Hechmi Hamdi finished fourth. In Sunday's presidential run-off, Bouzidis will have a hard time choosing between the two remaining candidates. The incumbent, Moncef Marzouki, is strong in southern regions. Essebsi holds the north. Neither inspire much trust in the centre of the country.

The Sidi Bouzid trademark

Bouzidians talk about their situation (video by Sandro Lutyens)



"Investment comes only with social stability," said Jammali, the parliamentarian. But such stability proved elusive at first.

After Ben Ali's ouster, Salafi groups grew stronger in Sidi Bouzid, recruiting among the unemployed youth and forcing bars to shut down. Weak and under-resourced police forces only seldom intervened. In August 2012, Bouzidians fought Salafi groups on the streets for several hours while police remained at their station.

"They were afraid," Thameur Baccari, 32, recalled. "Even when you called for help, they wouldn't come."

Baccari administers the only state-authorised koranic school in the region. Salafi militias used to threaten him because, he said, he "fought them on facebook".

In 2014, police forces started to crack down on extremist groups all over the country. People regained control of mosques they had lost to Salafi imams. Calm has now returned to Sidi Bouzid. But it comes too late, said Baccari.

"Companies were keen to invest in famous Sidi Bouzid after the revolution, but now they became established elsewhere, on the rich coast. Sidi Bouzid could have become a trade mark."

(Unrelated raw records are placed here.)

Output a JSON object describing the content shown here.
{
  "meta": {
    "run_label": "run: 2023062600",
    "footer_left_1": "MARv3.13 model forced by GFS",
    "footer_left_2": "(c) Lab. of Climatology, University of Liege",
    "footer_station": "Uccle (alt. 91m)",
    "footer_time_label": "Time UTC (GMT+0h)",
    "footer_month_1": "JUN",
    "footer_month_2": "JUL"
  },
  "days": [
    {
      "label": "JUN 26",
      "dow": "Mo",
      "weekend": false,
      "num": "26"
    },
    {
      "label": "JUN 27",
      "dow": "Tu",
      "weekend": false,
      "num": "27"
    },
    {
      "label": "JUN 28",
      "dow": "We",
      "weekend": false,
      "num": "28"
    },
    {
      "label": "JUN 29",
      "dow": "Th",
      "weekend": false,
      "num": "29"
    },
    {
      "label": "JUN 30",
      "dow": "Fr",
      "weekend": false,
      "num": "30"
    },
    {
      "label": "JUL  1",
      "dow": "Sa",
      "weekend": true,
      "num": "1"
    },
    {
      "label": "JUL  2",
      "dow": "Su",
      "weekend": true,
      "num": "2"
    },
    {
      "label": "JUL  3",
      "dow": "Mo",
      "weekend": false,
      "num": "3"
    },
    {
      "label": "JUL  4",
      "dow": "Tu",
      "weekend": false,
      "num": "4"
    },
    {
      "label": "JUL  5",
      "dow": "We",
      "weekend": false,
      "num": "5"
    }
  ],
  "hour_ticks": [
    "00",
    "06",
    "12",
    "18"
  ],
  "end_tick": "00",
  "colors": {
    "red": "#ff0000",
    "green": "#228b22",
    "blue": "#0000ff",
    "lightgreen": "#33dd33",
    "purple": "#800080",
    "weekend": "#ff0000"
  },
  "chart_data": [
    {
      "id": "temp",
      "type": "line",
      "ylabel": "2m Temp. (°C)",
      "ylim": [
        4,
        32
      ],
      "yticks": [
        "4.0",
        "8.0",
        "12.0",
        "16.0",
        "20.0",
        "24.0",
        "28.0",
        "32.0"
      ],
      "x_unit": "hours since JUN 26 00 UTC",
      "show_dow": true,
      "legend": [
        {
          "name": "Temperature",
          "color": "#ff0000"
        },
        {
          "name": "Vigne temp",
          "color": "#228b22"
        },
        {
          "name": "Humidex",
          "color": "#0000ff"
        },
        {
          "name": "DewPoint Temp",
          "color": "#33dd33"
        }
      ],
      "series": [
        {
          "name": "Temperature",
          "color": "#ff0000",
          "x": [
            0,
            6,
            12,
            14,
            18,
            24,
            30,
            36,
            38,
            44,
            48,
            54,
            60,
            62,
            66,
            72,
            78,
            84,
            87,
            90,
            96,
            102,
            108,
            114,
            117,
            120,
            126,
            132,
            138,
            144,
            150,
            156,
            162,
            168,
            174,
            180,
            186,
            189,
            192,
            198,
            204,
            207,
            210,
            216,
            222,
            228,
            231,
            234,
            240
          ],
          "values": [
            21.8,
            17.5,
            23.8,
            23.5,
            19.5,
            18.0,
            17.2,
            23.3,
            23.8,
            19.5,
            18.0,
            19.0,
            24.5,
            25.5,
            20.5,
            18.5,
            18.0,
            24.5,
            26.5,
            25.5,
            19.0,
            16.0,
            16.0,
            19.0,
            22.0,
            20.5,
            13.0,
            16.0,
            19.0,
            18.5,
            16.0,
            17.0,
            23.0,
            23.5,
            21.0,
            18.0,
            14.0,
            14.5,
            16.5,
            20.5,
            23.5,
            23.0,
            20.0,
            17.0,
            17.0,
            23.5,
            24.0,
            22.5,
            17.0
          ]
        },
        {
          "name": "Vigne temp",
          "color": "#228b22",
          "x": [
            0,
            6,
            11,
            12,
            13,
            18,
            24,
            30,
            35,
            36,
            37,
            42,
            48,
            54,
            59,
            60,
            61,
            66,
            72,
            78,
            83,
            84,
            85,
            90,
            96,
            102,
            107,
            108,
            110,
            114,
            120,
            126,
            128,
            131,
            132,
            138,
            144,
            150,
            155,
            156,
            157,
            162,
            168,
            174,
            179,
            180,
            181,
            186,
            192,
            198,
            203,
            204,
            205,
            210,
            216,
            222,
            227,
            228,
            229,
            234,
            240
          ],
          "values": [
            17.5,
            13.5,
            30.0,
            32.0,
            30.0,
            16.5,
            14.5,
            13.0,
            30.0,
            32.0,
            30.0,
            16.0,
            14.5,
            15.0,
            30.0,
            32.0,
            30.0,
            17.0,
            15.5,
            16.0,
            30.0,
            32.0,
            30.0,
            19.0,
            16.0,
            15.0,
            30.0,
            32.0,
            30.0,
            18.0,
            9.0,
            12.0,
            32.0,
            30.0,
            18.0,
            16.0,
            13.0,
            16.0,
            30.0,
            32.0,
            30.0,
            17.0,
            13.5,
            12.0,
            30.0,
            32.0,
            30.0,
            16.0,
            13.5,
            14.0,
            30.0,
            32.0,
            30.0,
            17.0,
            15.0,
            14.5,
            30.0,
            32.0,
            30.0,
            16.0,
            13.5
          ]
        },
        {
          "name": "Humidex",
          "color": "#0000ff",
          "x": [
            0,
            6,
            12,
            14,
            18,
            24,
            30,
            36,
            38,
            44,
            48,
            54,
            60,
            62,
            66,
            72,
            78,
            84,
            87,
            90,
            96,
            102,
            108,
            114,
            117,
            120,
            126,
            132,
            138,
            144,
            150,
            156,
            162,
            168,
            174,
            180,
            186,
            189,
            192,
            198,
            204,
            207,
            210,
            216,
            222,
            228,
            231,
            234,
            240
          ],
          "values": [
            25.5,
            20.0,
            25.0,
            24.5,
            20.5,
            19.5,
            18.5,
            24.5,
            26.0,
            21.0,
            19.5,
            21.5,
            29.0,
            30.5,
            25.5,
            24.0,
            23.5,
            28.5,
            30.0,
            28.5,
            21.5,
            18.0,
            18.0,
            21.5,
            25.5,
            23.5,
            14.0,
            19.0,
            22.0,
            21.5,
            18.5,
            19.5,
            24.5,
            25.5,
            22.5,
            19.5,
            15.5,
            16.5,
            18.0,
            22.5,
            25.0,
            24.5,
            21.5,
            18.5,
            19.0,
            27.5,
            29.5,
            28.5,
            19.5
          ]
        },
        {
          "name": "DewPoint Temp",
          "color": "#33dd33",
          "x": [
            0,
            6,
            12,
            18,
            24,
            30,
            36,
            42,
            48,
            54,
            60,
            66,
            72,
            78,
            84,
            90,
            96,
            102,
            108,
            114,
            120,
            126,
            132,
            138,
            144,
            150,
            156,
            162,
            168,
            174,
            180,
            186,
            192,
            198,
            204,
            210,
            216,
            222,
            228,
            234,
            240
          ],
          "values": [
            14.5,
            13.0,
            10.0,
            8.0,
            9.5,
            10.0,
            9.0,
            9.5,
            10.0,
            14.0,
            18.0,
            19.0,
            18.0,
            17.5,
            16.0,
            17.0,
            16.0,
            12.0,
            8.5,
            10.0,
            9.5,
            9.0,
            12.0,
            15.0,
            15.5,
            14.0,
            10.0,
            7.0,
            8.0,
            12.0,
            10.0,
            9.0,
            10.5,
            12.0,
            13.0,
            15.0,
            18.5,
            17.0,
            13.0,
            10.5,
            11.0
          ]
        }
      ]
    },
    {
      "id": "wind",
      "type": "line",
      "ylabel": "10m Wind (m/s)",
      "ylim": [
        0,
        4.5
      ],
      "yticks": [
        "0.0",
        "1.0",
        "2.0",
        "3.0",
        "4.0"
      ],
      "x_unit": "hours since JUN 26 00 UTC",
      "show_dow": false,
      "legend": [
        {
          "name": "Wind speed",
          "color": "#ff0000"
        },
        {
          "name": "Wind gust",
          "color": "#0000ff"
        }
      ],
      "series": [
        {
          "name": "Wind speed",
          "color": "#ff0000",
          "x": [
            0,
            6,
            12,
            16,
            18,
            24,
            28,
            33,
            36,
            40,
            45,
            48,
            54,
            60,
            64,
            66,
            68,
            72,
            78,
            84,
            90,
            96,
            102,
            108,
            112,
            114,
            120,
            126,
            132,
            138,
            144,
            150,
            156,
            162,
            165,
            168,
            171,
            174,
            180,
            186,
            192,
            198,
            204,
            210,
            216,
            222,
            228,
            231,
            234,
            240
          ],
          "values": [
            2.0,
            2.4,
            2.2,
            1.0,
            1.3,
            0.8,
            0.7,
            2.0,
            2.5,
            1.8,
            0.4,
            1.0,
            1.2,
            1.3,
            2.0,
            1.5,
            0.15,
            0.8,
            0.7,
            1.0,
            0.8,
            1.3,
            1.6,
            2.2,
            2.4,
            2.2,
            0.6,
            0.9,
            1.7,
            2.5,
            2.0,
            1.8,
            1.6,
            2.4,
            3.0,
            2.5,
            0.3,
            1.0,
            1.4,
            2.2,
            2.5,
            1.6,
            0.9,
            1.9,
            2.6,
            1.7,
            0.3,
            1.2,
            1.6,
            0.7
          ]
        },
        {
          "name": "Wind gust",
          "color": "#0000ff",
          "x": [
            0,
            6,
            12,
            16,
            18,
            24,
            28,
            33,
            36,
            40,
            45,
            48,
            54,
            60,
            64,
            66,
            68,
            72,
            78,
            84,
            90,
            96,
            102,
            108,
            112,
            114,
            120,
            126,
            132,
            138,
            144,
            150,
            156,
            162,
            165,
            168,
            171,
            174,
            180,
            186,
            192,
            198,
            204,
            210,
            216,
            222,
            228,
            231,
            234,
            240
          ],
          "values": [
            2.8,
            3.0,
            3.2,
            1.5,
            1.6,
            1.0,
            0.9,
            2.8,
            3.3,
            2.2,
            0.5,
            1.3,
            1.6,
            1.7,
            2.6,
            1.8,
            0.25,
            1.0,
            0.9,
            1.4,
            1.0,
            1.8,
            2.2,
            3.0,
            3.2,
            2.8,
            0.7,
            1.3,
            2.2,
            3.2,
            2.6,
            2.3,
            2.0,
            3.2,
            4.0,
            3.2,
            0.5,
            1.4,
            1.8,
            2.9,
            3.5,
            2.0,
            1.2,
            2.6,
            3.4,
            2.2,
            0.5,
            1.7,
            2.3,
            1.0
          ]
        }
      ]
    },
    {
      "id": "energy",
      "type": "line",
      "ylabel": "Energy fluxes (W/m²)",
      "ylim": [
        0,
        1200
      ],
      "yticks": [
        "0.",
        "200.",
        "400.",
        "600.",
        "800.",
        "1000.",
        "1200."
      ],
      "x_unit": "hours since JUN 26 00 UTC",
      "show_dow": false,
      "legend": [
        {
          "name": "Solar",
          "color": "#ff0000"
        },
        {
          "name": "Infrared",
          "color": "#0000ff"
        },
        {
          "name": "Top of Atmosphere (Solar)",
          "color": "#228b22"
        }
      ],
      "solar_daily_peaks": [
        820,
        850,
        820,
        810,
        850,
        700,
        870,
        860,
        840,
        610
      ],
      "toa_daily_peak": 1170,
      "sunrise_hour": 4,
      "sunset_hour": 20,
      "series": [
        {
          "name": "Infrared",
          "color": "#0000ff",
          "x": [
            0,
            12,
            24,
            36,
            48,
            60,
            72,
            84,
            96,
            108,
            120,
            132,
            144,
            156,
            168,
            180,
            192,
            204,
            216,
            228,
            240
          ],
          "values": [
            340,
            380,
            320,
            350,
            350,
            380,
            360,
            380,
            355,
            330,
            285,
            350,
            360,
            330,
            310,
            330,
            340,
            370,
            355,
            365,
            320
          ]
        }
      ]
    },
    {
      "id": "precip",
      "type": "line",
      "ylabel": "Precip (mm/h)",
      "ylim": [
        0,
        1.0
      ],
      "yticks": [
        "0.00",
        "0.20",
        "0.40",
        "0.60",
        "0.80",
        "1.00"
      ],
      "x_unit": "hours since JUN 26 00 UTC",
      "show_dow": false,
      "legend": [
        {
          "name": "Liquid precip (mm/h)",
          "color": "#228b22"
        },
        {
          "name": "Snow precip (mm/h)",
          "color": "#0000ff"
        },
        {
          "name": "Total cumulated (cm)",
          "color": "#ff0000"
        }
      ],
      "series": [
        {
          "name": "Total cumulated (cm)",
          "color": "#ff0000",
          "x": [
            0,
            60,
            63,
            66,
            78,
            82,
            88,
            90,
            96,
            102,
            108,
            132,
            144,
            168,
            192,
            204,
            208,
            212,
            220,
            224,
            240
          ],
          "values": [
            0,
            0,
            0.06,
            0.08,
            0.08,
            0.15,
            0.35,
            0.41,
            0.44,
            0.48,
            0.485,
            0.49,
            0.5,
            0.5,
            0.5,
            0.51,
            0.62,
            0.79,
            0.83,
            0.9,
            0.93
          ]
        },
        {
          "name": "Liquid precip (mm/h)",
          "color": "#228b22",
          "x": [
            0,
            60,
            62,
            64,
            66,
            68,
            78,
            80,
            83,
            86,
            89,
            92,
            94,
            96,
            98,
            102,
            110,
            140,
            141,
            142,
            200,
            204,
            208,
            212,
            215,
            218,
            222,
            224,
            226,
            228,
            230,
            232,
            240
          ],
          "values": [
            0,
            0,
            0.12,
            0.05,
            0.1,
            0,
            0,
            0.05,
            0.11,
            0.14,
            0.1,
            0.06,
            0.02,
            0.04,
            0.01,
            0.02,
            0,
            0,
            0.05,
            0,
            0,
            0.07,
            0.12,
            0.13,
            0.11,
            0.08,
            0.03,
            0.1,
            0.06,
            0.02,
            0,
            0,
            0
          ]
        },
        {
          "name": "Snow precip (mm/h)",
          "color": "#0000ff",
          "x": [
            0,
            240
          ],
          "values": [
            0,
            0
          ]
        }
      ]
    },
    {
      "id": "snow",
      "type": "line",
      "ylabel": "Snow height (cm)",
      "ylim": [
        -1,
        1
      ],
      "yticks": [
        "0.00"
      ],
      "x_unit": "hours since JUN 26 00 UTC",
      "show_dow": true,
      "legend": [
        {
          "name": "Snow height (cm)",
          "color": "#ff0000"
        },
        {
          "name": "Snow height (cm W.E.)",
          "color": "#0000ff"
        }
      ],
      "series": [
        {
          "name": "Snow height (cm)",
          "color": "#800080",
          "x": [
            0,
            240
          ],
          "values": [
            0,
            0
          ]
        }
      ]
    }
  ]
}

Despite its revolutionary fame, nothing has been done to attract tourists. Visitors remain on coastal beaches or fly directly over the sand dunes to Tozeur, in the south.

"In England, they created a tour following the footsteps of Jack the Ripper. Why couldn't we do the same with Mohamed Bouazizi," asked Jammali. "We have the image of a town that changed the world, and that trademark must be preserved."

Around Mohamed Bouazizi's giant poster, workers were this week building a stage for celebrations to mark the start of the revolution. But every year, the crowd is thinner. On the poster, dozens of photos from Spain, Yemen or Egypt praise the "revolutionary mobility" that came from Bouzid.

Sidi Bouzid ignited a spark that went around the world. But it has yet to reap the harvest.